Benjamin Franklin Papers

To Benjamin Franklin from John Torris, 13 May 1780

From John Torris

ALS: American Philosophical Society

Dunkerque 13th. May 1780.

Honnd. Sir

On my return Home I Paid Mr. Coffyn the 144 l.t. your Excellency has been so good to give the Bold De Letang.

I Beseech your Excellency will no more advance any money to the People of our Privateers, as they are mostly Paid before hand for their Cruise, they being very extravagant in their Expences.
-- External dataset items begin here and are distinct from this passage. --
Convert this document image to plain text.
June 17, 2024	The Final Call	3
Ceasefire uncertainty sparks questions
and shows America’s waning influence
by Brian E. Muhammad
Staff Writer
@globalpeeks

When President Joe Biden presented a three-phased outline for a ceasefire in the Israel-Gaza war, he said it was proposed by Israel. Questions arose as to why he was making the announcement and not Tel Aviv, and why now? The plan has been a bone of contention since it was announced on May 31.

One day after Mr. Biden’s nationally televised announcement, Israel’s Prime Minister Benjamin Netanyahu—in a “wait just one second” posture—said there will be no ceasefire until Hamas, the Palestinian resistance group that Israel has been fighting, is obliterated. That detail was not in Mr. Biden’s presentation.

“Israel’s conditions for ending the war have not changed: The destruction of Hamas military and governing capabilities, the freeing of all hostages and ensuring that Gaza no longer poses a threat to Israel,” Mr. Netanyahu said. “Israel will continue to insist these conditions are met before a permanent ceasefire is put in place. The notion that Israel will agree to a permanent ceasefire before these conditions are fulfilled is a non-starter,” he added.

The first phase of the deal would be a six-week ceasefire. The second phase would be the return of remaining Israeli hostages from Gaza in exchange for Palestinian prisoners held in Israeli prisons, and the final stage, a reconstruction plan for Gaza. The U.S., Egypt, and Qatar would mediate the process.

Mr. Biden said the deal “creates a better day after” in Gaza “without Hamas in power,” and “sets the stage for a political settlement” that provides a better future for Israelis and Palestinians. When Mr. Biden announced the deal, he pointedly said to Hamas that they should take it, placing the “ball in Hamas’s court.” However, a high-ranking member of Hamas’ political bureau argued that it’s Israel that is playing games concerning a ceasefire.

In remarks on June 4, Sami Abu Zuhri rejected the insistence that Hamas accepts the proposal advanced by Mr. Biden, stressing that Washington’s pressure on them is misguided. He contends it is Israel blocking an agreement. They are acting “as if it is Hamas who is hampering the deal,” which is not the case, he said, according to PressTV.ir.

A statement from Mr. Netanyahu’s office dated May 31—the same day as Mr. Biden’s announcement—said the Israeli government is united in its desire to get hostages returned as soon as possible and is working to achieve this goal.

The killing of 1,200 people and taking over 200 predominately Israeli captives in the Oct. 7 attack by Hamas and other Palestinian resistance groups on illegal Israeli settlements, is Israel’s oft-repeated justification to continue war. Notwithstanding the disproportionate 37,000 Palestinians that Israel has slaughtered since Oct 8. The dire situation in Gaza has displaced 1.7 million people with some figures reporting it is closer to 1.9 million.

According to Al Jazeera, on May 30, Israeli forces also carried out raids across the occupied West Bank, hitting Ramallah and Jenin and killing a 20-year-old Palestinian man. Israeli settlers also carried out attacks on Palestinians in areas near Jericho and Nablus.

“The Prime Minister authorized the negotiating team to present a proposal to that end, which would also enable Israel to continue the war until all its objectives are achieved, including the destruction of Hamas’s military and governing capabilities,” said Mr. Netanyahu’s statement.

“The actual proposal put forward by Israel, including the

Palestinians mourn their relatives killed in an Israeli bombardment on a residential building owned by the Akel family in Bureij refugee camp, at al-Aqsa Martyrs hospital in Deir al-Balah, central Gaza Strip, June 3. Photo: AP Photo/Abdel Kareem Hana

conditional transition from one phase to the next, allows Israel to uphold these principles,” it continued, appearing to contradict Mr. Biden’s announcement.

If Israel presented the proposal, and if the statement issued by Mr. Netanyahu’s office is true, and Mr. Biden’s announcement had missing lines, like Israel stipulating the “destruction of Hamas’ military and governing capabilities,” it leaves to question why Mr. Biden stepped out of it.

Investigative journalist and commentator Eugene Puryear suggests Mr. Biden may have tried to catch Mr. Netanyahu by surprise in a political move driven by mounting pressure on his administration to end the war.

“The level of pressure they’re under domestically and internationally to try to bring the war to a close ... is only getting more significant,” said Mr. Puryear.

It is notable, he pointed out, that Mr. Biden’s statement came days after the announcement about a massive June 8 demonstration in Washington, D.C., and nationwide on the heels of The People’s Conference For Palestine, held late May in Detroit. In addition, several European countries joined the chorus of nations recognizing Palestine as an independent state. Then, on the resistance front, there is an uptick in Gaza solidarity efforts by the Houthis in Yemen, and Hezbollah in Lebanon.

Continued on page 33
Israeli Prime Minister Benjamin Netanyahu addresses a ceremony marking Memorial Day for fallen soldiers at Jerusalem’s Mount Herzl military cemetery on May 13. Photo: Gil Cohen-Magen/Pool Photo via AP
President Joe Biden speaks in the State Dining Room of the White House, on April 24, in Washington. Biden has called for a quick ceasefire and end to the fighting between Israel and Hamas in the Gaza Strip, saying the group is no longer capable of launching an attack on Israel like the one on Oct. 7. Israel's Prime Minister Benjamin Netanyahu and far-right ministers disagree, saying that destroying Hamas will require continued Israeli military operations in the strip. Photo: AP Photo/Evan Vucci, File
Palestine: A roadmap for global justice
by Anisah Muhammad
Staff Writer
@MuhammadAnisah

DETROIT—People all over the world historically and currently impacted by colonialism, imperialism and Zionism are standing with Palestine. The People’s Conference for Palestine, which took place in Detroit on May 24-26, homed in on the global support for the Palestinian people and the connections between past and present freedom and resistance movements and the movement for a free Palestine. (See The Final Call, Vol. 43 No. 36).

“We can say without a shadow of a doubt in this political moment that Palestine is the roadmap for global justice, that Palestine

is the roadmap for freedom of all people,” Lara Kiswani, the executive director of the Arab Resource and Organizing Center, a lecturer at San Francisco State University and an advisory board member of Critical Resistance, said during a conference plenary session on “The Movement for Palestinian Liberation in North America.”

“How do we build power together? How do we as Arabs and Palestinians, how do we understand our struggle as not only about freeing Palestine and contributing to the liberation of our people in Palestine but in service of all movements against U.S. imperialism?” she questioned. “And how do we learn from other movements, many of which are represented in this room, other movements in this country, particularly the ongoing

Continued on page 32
I have Called at M: Le Duc De Penthievre’s & found the Proces for the Aurora3 was sent the same morning to your Excellency, who, on perusall, will see the flat Contradictions & bad faith in the reports of the Parjured Capt. Roodenberg, & that, these Circumstances, Together with the fraudulous form of the Bills of Lading, which, contrary to the Law of all Nations in war Time, do not mention the owner’s Name, must Clearly prove that the Cargoe is in fact the Property of the Consignataires in Dublin; & were your Excellency to adopt the Ennemy’s method to force the Neutral Reclamateurs to swear to the Property, you wou’d have no further doubt about it, not Presumeing that reputable Merchants woud ever Parjure themselves. The Memorial on the affair, which I daily expect from the Celebrated Mr. Groult, will satisfy your Excellency that, a Condamnation of the Cargoe must forthwith be granted to the Captor. I shall send this Memorial to Mr. De Maussallée my Avocat aux Conseils,4 & he will Call on your Excellency for all the Documents, for to enable Himself to Convince, that, the Cargoe is Legally acquiered to the owners & Crew of the unfortunate Black Prince.

I have wrote yesterday to Morlaix for all the Papers that might have been found on Board of our Two unCondamned English Prises, Lying & spoiling there.

The Friendship Capt. Pretty John with salt from Lisbon to Dartmouth.

The Peter Capt. Thos. Byrne from London to Madeira with flour.

So soon these documents reaches, if any found, I shall forward them to your Excellency.

But in the Interim, Capt. Dowlin observes, that, your Excellency will run no kind of risk in ordering the admiralty at Morlaix to sell previously, Because, Besides the reports, the Prisonners Bills signed by both Crew when set at Liberty, wherein their stations on Board are mentionned, which he deliver’d to Mr. John Diot who sent them to your Excellency the 27th. March,5 do explain & prove so well, that these Vessells were maned entierely with British Subjects, therefore were English Bottoms, & of Course good Prises, that your Excellency need no other proof to Condamn, & in argueing I never thought of these signed obligations of both Crews, Laying in the Hands of your Excellency. I am now Persuaded that on Peruseing them, your Excellency will remove all kind of objections & be enabled to grant Immediate Justice to the Captors in Condamning without further delay these Two Spoiling Prises, & endeed, these proofs wou’d be fully sufficient in our Tribunals.

I remain with all respect Honnd. Sir your Excellency’s Most obedient & most Humble Servant

J. Torris

Endorsed: May 13

Notation: Mr. Torris May 13. 1780.—

[Note numbering follows the Franklin Papers source.]

3I.e., the Flora.

4XXX, 404n.

5Missing, although see Diot’s April 25 letter to BF.